Objections: 1.. Il semble que les actes de l'àme végétative soient soumis à l'empire de la raison. Car les facultés de l'àme sensitive sont plus nobles que celles de l'âme végétative. Or, les premières sont soumises à l'empire de la raison. Donc à plus forte raison les autres doivent-elles lui être soumises aussi.

2.. On dit que l'homme est un petit monde parce que son âme est dans son corps comme Dieu dans l'univers. Or, Dieu est dans l'univers de telle façon que tout ce qui constitue l'ensemble des êtres obéit à ses ordres. Donc tout ce qui existe dans l'homme obéit à l'empire de la raison, même les facultés de l'âme végétative.

3.. La louange et le blâme ne portent que sur des actes qui sont soumis à l'empire de la raison. Or, parmi les actes de la puissance nutritive et génératrice il y en a qui sont un objet de louange et de blâme et qui sont regardés comme des vertus ou des vices; comme on le voit par la gourmandise, la luxure et les vertus qui leur sont opposées. Donc les actes de ces puissances sont soumis à l'empire de la raison.


En sens contraire, Mais c'est le contraire. Némésius dit (De nat. hom. cap. 22) que ce qui ne dépend pas de la raison appartient dans l'homme à la puissance nutritive et génératrice.

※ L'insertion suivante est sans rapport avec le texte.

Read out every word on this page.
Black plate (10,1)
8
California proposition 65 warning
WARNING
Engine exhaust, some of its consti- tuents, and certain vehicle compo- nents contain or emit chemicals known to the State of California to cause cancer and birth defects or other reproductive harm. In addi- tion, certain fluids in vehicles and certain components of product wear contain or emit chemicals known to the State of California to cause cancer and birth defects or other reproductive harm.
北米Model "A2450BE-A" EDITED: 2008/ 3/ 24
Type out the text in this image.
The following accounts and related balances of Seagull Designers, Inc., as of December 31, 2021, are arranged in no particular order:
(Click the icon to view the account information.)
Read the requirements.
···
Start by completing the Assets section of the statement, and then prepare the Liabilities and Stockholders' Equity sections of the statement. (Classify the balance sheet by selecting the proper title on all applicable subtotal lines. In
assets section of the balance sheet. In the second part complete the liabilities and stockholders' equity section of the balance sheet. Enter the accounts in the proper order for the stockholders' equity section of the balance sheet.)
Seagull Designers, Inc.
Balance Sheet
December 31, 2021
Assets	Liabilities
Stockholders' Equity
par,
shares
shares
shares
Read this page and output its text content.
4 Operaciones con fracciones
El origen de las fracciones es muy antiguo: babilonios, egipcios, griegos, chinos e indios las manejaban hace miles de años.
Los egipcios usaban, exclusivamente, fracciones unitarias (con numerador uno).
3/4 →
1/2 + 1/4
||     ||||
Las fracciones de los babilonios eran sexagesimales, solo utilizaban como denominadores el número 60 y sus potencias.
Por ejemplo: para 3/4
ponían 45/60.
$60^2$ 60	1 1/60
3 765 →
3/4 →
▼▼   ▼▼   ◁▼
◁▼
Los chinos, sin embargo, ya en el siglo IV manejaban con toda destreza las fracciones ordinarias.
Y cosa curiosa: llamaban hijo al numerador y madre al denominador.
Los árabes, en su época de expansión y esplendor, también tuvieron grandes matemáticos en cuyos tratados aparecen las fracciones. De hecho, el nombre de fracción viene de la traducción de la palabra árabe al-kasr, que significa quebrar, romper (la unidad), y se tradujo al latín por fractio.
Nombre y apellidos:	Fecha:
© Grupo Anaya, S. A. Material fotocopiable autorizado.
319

CONCLUSION. — Los actes de l'âme végétative résultant de l'appétit naturel ne sont soumis d'aucune manière à l'empire de la raison.

Réponse Il faut répondre qu'il y a des actes qui procèdent de l'appétit naturel, d'autres de l'appétit animal ou intelligentiel. Car tout agent appète sa fin de quelque manière. L'appétit naturel ne résulte pas d'une perception comme l'appétit animal et l'appétit intelligentiel. Or, la raison commande à titre de puissance perceptive. C'est pourquoi son empire peut s'étendre sur tous les actes qui procèdent de l'appétit intelligentiel ou animal, mais non sur les actes qui procèdent de l'appétit naturel. Ces actes sont ceux de l'âme végétative; c'est ce qui fait dire à Némésius (loc. cit.), qu'on appelle naturel ce qui tient à la génération et à la nutrition, et c'est pour ce motif que les actes de l'âme végétative ne sont pas soumis à l'empire de la raison (I).

(1) Les actes de l'Ame végétative ne peuvent être commandés pour deux raisons : 1" parce qu'ils ne sont pas produits au moyen d'une perception ; 2* parce qu'ils dépendent des dispositions du corps sur lesquelles la raison n'a pas d'empire.


Solutions: 1. Il faut répondre au premier argument, que plus un acte est immatériel, plus il est noble et plus il est soumis à l'empire de la raison. Conséquemment de ce que les facultés de l'àme végétative n'obéissent pas à la raison il est évident que ces facultés sont d'un ordre très-infime.

2. Il faut répondre au second, que la ressemblance ne se considère que sous un rapport : ainsi comme Dieu meut le monde, de même l'âme meut le corps; mais on ne peut étendre à toutes choses cette analogie. Car l'âme n'a pas créé le corps de rien comme Dieu a créé le monde; par conséquent le corps ne peut lui être totalement soumis comme le monde l'est à Dieu.

3. Il faut répondre au troisième, que la vertu et le vice, la louange et le blâme ne peuvent se rapporter aux actes mêmes delà puissance nutritive ou génératrice, qui sont la digestion et la formation du corps humain. Mais ils regardent les actes de l'âme sensitive qui sont en rapport avec les actes de la puissance génératrice ou nutritive. Ainsi on mérite d'être loué ou blâmé à propos des plaisirs de la table ou de la chair, selon qu'on les recherche quand il faut ou quand il ne faut pas.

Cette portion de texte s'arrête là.